Mammon 1, God 0 at a New Jersey Shopping Mall

by

I’m a Jersey boy. I grew up in a wonderful small town called Hawthorne. You’ve probably never heard of it, but you may have heard our most prominent nearby landmark, the shopping malls of Paramus.

There were a handful of them, when I was a kid in the 1960s and 1970s. Today, they are shoulder to shoulder all along Route 4, stretching from Fair Lawn to Hackensack.

Malls tend to be predictable, but since 1970, one, The Bergen Mall — now known as The Outlets at Bergen Town Center — has had something the other malls lack, a Catholic chapel dedicated to St.

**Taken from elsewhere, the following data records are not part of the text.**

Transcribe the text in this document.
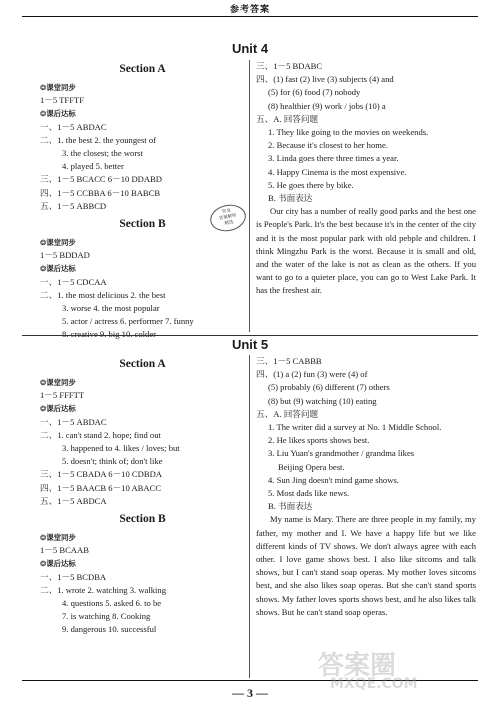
参考答案
Unit 4
Section A
❂课堂同步
1－5 TFFTF
❂课后达标
一、1－5 ABDAC
二、1. the best 2. the youngest of
3. the closest; the worst
4. played 5. better
三、1－5 BCACC 6－10 DDABD
四、1－5 CCBBA 6－10 BABCB
五、1－5 ABBCD
Section B
❂课堂同步
1－5 BDDAD
❂课后达标
一、1－5 CDCAA
二、1. the most delicious 2. the best
3. worse 4. the most popular
5. actor / actress 6. performer 7. funny
8. creative 9. big 10. colder
三、1－5 BDABC
四、(1) fast (2) live (3) subjects (4) and
(5) for (6) food (7) nobody
(8) healthier (9) work / jobs (10) a
五、A. 回答问题
1. They like going to the movies on weekends.
2. Because it's closest to her home.
3. Linda goes there three times a year.
4. Happy Cinema is the most expensive.
5. He goes there by bike.
B. 书面表达
Our city has a number of really good parks and the best one is People's Park. It's the best because it's in the center of the city and it is the most popular park with old pebple and children. I think Mingzhu Park is the worst. Because it is small and old, and the water of the lake is not as clean as the others. If you want to go to a quieter place, you can go to West Lake Park. It has the freshest air.
作业
答案解析
精选
Unit 5
Section A
❂课堂同步
1－5 FFFTT
❂课后达标
一、1－5 ABDAC
二、1. can't stand 2. hope; find out
3. happened to 4. likes / loves; but
5. doesn't; think of; don't like
三、1－5 CBADA 6－10 CDBDA
四、1－5 BAACB 6－10 ABACC
五、1－5 ABDCA
Section B
❂课堂同步
1－5 BCAAB
❂课后达标
一、1－5 BCDBA
二、1. wrote 2. watching 3. walking
4. questions 5. asked 6. to be
7. is watching 8. Cooking
9. dangerous 10. successful
三、1－5 CABBB
四、(1) a (2) fun (3) were (4) of
(5) probably (6) different (7) others
(8) but (9) watching (10) eating
五、A. 回答问题
1. The writer did a survey at No. 1 Middle School.
2. He likes sports shows best.
3. Liu Yuan's grandmother / grandma likes
Beijing Opera best.
4. Sun Jing doesn't mind game shows.
5. Most dads like news.
B. 书面表达
My name is Mary. There are three people in my family, my father, my mother and I. We have a happy life but we like different kinds of TV shows. We don't always agree with each other. I love game shows best. I also like sitcoms and talk shows, but I can't stand soap operas. My mother loves sitcoms best, and she also likes soap operas. But she can't stand sports shows. My father loves sports shows best, and he also likes talk shows. But he can't stand soap operas.
— 3 —
答案圈
MXQE.COM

Therese.

The Carmelite fathers, a religious order that was founded in the Middle East during the Crusades, established and operated the mall chapel. By 1970, New Jersey shoppers were being drawn to the malls’ big stores with their wide selection of merchandise and leaving their small neighborhood stores behind. The trend hit the small business owners of small towns pretty hard — a walk along Hawthorne’s once-busy business district will prove that.

The Carmelites figured they would take the Church to where the people were. They rented space on the lower level of the mall, a venue that had none of the glitz of the flagship stores on the main level. Some of their fellow tenants were a bit odd — at one point, one of the Carmelites’ neighbors was a psychic.

Nonetheless, the chapel staff offered what Catholics expected from a chapel — Mass said three times a day (four on Saturday), priests hearing confessions on a daily basis, and occasional devotions such as recitation of the rosary organized by chapel/shopping mall regulars. And since the chapel catered to consumers, there was a gift shop.

Strange to say, in the 47 years of its existence, Mass was never said on Sunday at St. Therese’s. Under Bergen County’s archaic blue laws, all the shopping malls along Route 4 were shuttered on Sundays, a regulation that also locked out the mall chapel’s congregation.

Today, the chapel is located on an upper floor of Marshall’s, the discount department store. The mall’s lower level has been given over to a parking garage and clearance stores for such respectable retailers as Nordstrom and Neiman Marcus. But on March 1, Ash Wednesday, the first day of the penitential season of Lent, the last Mass will be said at St. Therese’s. In the days that follow the closing, the Carmelites and their friends will pack up the sacred vessels and vestments, the holy images, the rows of chairs, the remaining merchandise from the gift shop, and store it all somewhere, while they look for a new location.

The mall’s management is remodeling to attract new tenants, the chapel is occupying prime real estate, and there is no other space at the Bergen Town Center where the Carmelites can relocate. In other words, there’s no room at the mall.

Father Eugene Bettinger, director of the chapel since 2003, told the Record newspaper, “I have no complaints. We have been treated very well by the mall.” Father Bettinger and his confreres are looking for a spot in another Paramus mall, but rents are high — $25 to $35 per square foot; at the Bergen mall, the Carmelites were paying less than $10 per square foot.

Also speaking to the Record reporter, Susan Munroe, a regular volunteer and worshipper at St. Therese’s, said she and her friends from the mall chapel are trying to remain optimistic. “Everybody’s praying really hard, and they’re looking forward to being in an even better place,” Munroe said. But rent in a thriving commercial area is an inescapable reality. In the age-old battle between God and Mammon, at the moment in Paramus, Mammon has the upper hand.